Александр Прозоров - Битва веков
После разгрома у Судьбищ Девлет-Гирей стал уделять охране припасов внимание чуть ли не большее, нежели дозорам и поиску добычи, а потому татарские сотни здесь оказались опытные и крепкие. Развернувшись, они стремительно ударили на русских в копья, опрокинули и погнали, погнали назад по накатанной дороге, рубя и накалывая спины. Несколько верст погони — и уцелевшие всадники во весь опор пронесясь между бревенчатыми стенами, юркнули в оставленные тут и там широкие проходы. Залихватски свистя, крымчаки ринулись следом…
* * *— Идут, идут!!! — закричали с разных сторон гуляй-города.
— Запальные штыри в костры! — побежал вдоль стен князь Сакульский. — Штыри в костры, в костры! Кали их, кали!
Откуда, где, каким образом воины заметили приближение конницы, Андрей так и не понял. Но доверять опыту здешних дозорных уже давно привык. Это подарило ему несколько важных минут для последних распоряжений. А потом на дороге появилась несущаяся вскачь конница.
— Наши, наши! — предупредили пушкарей многие сотни голосов. Одетые в кольчуги и бахтерцы, боярские дети мчались во весь опор, не оглядываясь назад. Многие десятки и сотни устремились к проходам, оставленным между «углами». Следом из-за леса выметнулась не менее стремительная степная конница, отставая на считанные десятки сажен.
— Готовься! — закричал Зверев, отлично сознавая, что слышат его только самые близкие из пушкарей.
Разбойники приближались, вслед за русской конницей рассыпались на отдельные потоки, направленные к проходам, влетели между щитами…
— Пали!!!
Оглушительно ударила самая дальняя, стоящая на углу пушка, ее выстрел тут же поддержали другие. Чугунные ядра, каждое размером с голову ребенка, выпущенные с расстояния в сотню шагов, с легкостью прошивали татарские потоки насквозь, дырявя сразу десятки лошадей и людей, отрывая ноги и разбрызгивая внутренности. А вслед за первой тут же ударила вторая, третья, четвертая, словно ведя отсчет от угла к середине. Пушкари кинулись к орудиям, торопливо прочищая банниками стволы, вгоняя картузы с порохом, прибивая пыжом, засыпая картечь. Картечью же плевали и самые близкие к проходам тюфяки, прорубая среди татарского войска целые просеки, сбивая с ног людей и лошадей.

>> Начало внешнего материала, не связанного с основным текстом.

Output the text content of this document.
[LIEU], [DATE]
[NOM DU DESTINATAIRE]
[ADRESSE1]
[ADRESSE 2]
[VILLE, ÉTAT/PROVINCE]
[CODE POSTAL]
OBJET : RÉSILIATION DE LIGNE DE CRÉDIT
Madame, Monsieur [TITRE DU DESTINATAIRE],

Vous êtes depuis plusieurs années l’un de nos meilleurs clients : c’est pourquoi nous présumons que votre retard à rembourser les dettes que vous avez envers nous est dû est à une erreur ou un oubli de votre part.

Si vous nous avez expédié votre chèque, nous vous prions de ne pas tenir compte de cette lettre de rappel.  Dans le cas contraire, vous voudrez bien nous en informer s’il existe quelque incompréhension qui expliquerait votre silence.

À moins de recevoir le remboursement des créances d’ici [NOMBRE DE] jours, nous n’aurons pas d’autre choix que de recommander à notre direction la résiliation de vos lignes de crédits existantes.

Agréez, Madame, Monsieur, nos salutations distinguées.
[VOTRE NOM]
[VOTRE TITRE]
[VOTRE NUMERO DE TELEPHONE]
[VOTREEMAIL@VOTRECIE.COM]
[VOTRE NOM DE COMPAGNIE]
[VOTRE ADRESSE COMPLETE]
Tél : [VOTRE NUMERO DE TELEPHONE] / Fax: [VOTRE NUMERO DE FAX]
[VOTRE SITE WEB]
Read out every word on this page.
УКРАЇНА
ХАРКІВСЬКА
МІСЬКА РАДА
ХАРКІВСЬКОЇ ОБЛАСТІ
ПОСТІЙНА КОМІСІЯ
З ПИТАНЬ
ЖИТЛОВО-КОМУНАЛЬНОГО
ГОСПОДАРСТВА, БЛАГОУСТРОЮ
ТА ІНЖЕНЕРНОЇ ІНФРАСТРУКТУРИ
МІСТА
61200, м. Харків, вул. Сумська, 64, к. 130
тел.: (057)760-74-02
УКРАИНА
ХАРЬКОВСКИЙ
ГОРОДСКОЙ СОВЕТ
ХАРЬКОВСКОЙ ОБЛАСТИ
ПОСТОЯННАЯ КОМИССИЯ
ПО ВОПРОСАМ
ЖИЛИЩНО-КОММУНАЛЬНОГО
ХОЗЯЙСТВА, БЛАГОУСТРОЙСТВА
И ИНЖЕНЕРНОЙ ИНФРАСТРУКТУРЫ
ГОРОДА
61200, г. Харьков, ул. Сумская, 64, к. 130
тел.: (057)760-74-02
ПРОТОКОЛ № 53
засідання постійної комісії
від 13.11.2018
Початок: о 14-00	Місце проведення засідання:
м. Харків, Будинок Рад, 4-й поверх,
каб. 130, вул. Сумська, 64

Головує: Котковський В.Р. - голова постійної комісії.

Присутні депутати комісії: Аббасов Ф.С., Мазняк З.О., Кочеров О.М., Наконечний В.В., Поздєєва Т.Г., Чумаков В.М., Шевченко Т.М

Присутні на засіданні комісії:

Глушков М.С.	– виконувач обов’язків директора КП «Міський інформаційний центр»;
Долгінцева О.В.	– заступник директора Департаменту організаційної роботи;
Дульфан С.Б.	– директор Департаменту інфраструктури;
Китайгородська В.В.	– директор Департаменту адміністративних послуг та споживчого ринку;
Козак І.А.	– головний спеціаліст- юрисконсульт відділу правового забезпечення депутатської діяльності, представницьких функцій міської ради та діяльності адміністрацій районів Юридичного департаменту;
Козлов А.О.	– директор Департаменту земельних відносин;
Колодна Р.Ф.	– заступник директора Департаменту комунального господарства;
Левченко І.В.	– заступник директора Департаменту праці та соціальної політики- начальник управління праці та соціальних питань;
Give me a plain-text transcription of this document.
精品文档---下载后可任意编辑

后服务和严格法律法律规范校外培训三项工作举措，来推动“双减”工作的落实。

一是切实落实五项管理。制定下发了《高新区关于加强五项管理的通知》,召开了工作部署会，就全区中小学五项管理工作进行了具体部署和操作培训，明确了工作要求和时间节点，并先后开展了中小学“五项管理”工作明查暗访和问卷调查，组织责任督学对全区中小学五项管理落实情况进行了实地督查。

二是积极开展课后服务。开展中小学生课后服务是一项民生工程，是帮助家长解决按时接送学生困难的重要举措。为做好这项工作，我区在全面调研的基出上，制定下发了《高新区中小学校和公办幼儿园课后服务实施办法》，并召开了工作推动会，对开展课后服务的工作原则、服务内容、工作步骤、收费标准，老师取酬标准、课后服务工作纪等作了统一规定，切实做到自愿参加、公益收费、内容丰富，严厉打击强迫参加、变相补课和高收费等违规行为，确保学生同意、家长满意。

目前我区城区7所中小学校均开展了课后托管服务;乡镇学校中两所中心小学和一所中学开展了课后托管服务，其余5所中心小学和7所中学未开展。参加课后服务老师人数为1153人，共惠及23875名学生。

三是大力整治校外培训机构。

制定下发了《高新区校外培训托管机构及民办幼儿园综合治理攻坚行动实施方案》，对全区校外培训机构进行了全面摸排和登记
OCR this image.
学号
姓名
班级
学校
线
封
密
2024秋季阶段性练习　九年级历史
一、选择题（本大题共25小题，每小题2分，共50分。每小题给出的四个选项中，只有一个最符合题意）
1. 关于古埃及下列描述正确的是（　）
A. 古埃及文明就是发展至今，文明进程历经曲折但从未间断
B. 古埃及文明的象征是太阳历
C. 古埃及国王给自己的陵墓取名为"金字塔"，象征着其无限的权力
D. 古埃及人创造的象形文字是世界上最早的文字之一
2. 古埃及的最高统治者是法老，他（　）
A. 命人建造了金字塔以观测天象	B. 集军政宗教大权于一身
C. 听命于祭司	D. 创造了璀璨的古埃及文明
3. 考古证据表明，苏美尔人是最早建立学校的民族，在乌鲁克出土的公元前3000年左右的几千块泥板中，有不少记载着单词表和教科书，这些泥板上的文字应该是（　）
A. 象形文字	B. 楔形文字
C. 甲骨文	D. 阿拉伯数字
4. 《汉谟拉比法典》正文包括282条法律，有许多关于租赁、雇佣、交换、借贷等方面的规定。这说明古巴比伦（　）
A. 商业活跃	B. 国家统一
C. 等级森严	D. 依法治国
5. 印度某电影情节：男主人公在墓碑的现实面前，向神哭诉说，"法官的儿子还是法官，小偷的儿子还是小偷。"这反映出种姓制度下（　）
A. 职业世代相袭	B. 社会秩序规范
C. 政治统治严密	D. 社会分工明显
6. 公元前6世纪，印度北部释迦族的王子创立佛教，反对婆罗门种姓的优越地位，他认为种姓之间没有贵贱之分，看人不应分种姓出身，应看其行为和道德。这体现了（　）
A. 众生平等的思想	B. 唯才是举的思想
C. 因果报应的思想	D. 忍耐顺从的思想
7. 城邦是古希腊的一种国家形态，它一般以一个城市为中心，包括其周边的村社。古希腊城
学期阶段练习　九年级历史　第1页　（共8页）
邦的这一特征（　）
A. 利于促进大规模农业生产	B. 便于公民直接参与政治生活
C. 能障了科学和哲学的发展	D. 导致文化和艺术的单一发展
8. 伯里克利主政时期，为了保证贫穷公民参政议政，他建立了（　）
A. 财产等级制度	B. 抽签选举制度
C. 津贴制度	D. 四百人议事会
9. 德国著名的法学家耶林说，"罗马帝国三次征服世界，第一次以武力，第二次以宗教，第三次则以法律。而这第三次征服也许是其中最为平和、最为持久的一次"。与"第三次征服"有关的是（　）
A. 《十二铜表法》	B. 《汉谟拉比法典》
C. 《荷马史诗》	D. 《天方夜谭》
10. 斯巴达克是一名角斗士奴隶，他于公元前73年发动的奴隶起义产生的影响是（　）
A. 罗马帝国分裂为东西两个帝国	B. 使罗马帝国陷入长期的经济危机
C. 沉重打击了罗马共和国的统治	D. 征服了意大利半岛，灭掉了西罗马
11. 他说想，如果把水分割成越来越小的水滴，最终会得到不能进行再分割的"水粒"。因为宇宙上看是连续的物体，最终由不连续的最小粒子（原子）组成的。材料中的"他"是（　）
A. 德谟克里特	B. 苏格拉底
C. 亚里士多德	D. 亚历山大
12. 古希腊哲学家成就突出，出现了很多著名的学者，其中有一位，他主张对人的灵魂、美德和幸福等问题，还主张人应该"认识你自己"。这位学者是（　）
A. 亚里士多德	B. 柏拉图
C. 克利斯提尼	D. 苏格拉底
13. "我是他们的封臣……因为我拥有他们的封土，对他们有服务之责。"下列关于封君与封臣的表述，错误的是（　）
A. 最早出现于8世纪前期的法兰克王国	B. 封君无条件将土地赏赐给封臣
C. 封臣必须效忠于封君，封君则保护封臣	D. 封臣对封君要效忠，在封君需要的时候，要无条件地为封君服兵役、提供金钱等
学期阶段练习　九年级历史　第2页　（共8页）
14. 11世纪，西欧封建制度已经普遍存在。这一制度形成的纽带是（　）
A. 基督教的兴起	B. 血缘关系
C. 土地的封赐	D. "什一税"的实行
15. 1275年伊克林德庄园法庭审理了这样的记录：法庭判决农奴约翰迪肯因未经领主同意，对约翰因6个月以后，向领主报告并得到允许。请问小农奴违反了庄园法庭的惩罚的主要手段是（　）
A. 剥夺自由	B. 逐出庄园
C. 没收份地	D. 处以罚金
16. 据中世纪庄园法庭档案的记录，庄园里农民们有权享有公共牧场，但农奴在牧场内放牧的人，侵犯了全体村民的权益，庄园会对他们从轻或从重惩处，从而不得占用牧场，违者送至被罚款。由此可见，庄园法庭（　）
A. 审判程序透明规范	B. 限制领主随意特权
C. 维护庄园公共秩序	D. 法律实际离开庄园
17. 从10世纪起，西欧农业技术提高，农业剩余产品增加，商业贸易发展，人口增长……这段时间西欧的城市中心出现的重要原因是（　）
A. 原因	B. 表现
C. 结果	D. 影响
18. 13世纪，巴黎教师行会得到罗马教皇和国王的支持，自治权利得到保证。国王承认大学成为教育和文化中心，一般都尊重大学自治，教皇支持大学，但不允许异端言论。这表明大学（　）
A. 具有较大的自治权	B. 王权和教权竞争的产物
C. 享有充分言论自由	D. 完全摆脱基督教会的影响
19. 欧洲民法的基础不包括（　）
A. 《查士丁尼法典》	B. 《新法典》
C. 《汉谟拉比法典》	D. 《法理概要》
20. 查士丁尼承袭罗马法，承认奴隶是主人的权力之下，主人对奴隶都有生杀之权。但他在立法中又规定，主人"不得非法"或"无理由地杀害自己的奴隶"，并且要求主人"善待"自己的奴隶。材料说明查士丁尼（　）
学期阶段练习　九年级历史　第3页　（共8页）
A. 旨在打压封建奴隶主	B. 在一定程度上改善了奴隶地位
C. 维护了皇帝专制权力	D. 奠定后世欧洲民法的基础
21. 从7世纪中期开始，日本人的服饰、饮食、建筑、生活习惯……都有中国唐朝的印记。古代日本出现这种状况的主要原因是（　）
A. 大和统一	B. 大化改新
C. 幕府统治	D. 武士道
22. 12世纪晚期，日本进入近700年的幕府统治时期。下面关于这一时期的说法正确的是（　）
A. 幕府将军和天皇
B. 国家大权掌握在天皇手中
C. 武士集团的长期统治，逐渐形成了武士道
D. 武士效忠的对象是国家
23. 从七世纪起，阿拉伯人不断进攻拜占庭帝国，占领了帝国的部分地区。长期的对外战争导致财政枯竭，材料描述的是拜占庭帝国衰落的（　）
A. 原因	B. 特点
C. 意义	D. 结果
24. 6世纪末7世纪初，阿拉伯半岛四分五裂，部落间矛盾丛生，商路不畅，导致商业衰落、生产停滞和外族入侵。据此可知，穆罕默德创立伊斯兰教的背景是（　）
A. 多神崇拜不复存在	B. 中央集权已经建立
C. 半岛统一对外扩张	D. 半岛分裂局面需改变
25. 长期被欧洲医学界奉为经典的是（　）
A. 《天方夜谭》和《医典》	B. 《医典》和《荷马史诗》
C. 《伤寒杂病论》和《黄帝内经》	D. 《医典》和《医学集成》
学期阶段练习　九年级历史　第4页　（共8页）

Атака захлебнулась кровью, застопорилась, а вот уже по остановившемуся врагу ударил новый залп, выхлестывая поле десятками пудов крупнокалиберной свинцовой, железной и чугунной дроби. Над землей застелился горячий розовый туман из мелких кровавых брызг, и те немногие из разбойников, что смогли уцелеть во время этого ужаса, повернули назад.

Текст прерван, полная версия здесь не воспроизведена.